Pasado y presente se juntan en un punto fortuito: María Rosa, trabajando en la Urgencia de la Posta Central, ve que ingresa en pésimo estado el Príncipe. Allí es donde el cortocircuito emocional de la protagonista se produce: cuando debe recordar, por lo tanto, narrar y, a su vez, estructurar la memoria. La última orden del Príncipe es que ella lo mate, que termine con el sufrimiento que le provoca un cáncer laríngeo. ¿Sigue siendo la muñeca? Si no, ¿en qué se ha transformado? Se abre la herida de la decisión: la venganza y el ajusticiamiento se acercan con dolor a la sumisión y la piedad. Un trozo del pasado vuelve a tomar las riendas del presente. Lo que aparece es la convulsión de una subjetividad anulada en medio de una historia, la propia, incapaz de instalarse de su propia seguridad.

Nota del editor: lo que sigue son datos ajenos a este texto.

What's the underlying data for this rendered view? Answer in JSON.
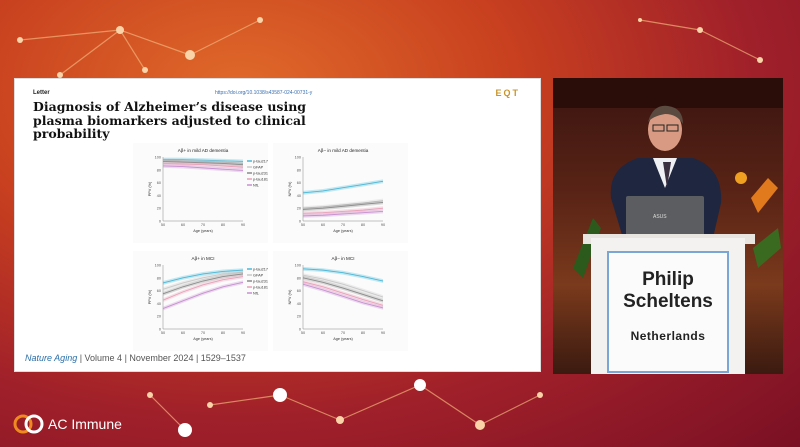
{
  "slide": {
    "letter": "Letter",
    "doi": "https://doi.org/10.1038/s43587-024-00731-y",
    "logo": "EQT",
    "title_lines": [
      "Diagnosis of Alzheimer’s disease using",
      "plasma biomarkers adjusted to clinical",
      "probability"
    ],
    "journal_name": "Nature Aging",
    "journal_rest": " | Volume 4 | November 2024 | 1529–1537"
  },
  "panels": [
    {
      "title": "Aβ+ in mild AD dementia",
      "ylabel": "PPV (%)",
      "xlabel": "Age (years)",
      "yticks": [
        "100",
        "80",
        "60",
        "40",
        "20",
        "0"
      ],
      "xticks": [
        "50",
        "60",
        "70",
        "80",
        "90"
      ]
    },
    {
      "title": "Aβ− in mild AD dementia",
      "ylabel": "NPV (%)",
      "xlabel": "Age (years)",
      "yticks": [
        "100",
        "80",
        "60",
        "40",
        "20",
        "0"
      ],
      "xticks": [
        "50",
        "60",
        "70",
        "80",
        "90"
      ]
    },
    {
      "title": "Aβ+ in MCI",
      "ylabel": "PPV (%)",
      "xlabel": "Age (years)",
      "yticks": [
        "100",
        "80",
        "60",
        "40",
        "20",
        "0"
      ],
      "xticks": [
        "50",
        "60",
        "70",
        "80",
        "90"
      ]
    },
    {
      "title": "Aβ− in MCI",
      "ylabel": "NPV (%)",
      "xlabel": "Age (years)",
      "yticks": [
        "100",
        "80",
        "60",
        "40",
        "20",
        "0"
      ],
      "xticks": [
        "50",
        "60",
        "70",
        "80",
        "90"
      ]
    }
  ],
  "legend": [
    "p-tau217",
    "GFAP",
    "p-tau231",
    "p-tau181",
    "NfL"
  ],
  "colors": {
    "p-tau217": "#4ab8d8",
    "GFAP": "#c8c8c8",
    "p-tau231": "#8a8a8a",
    "p-tau181": "#e8a0b8",
    "NfL": "#c890d0",
    "accent": "#2a6fa8"
  },
  "chart_data": [
    {
      "type": "line",
      "title": "Aβ+ in mild AD dementia",
      "xlabel": "Age (years)",
      "ylabel": "PPV (%)",
      "xlim": [
        50,
        90
      ],
      "ylim": [
        0,
        100
      ],
      "x": [
        50,
        60,
        70,
        80,
        90
      ],
      "series": [
        {
          "name": "p-tau217",
          "values": [
            96,
            96,
            95,
            94,
            93
          ]
        },
        {
          "name": "GFAP",
          "values": [
            95,
            94,
            93,
            92,
            90
          ]
        },
        {
          "name": "p-tau231",
          "values": [
            93,
            92,
            91,
            90,
            88
          ]
        },
        {
          "name": "p-tau181",
          "values": [
            90,
            89,
            88,
            86,
            84
          ]
        },
        {
          "name": "NfL",
          "values": [
            86,
            85,
            83,
            81,
            79
          ]
        }
      ]
    },
    {
      "type": "line",
      "title": "Aβ− in mild AD dementia",
      "xlabel": "Age (years)",
      "ylabel": "NPV (%)",
      "xlim": [
        50,
        90
      ],
      "ylim": [
        0,
        100
      ],
      "x": [
        50,
        60,
        70,
        80,
        90
      ],
      "series": [
        {
          "name": "p-tau217",
          "values": [
            44,
            47,
            52,
            57,
            62
          ]
        },
        {
          "name": "GFAP",
          "values": [
            20,
            22,
            25,
            28,
            32
          ]
        },
        {
          "name": "p-tau231",
          "values": [
            18,
            20,
            23,
            26,
            29
          ]
        },
        {
          "name": "p-tau181",
          "values": [
            12,
            13,
            15,
            17,
            20
          ]
        },
        {
          "name": "NfL",
          "values": [
            8,
            9,
            11,
            13,
            15
          ]
        }
      ]
    },
    {
      "type": "line",
      "title": "Aβ+ in MCI",
      "xlabel": "Age (years)",
      "ylabel": "PPV (%)",
      "xlim": [
        50,
        90
      ],
      "ylim": [
        0,
        100
      ],
      "x": [
        50,
        60,
        70,
        80,
        90
      ],
      "series": [
        {
          "name": "p-tau217",
          "values": [
            72,
            80,
            86,
            90,
            92
          ]
        },
        {
          "name": "GFAP",
          "values": [
            62,
            72,
            80,
            86,
            89
          ]
        },
        {
          "name": "p-tau231",
          "values": [
            55,
            66,
            75,
            82,
            86
          ]
        },
        {
          "name": "p-tau181",
          "values": [
            45,
            58,
            69,
            77,
            82
          ]
        },
        {
          "name": "NfL",
          "values": [
            32,
            44,
            56,
            66,
            73
          ]
        }
      ]
    },
    {
      "type": "line",
      "title": "Aβ− in MCI",
      "xlabel": "Age (years)",
      "ylabel": "NPV (%)",
      "xlim": [
        50,
        90
      ],
      "ylim": [
        0,
        100
      ],
      "x": [
        50,
        60,
        70,
        80,
        90
      ],
      "series": [
        {
          "name": "p-tau217",
          "values": [
            94,
            92,
            88,
            82,
            75
          ]
        },
        {
          "name": "GFAP",
          "values": [
            84,
            78,
            70,
            60,
            50
          ]
        },
        {
          "name": "p-tau231",
          "values": [
            80,
            73,
            64,
            54,
            44
          ]
        },
        {
          "name": "p-tau181",
          "values": [
            74,
            66,
            56,
            46,
            37
          ]
        },
        {
          "name": "NfL",
          "values": [
            70,
            61,
            51,
            41,
            33
          ]
        }
      ]
    }
  ],
  "speaker": {
    "first_name": "Philip",
    "last_name": "Scheltens",
    "country": "Netherlands"
  },
  "laptop_brand": "ASUS",
  "footer": {
    "brand": "AC Immune"
  }
}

Contar, a pesar de no poder hacerlo; narrar, a pesar de, siempre “a pesar de”. Esa es la escueta repuesta que podríamos dar a la posibilidad de una experiencia, la que desarrolla el propio Benjamin: relatar una experiencia, construirla, con las herramientas disponibles. Por otro lado, narrar la barbarie, mostrar cómo se puede quebrar los límites de la humanidad, narrar siempre, narrar para matar, narrar para intentar ordenar, sea un acto de pura civilización.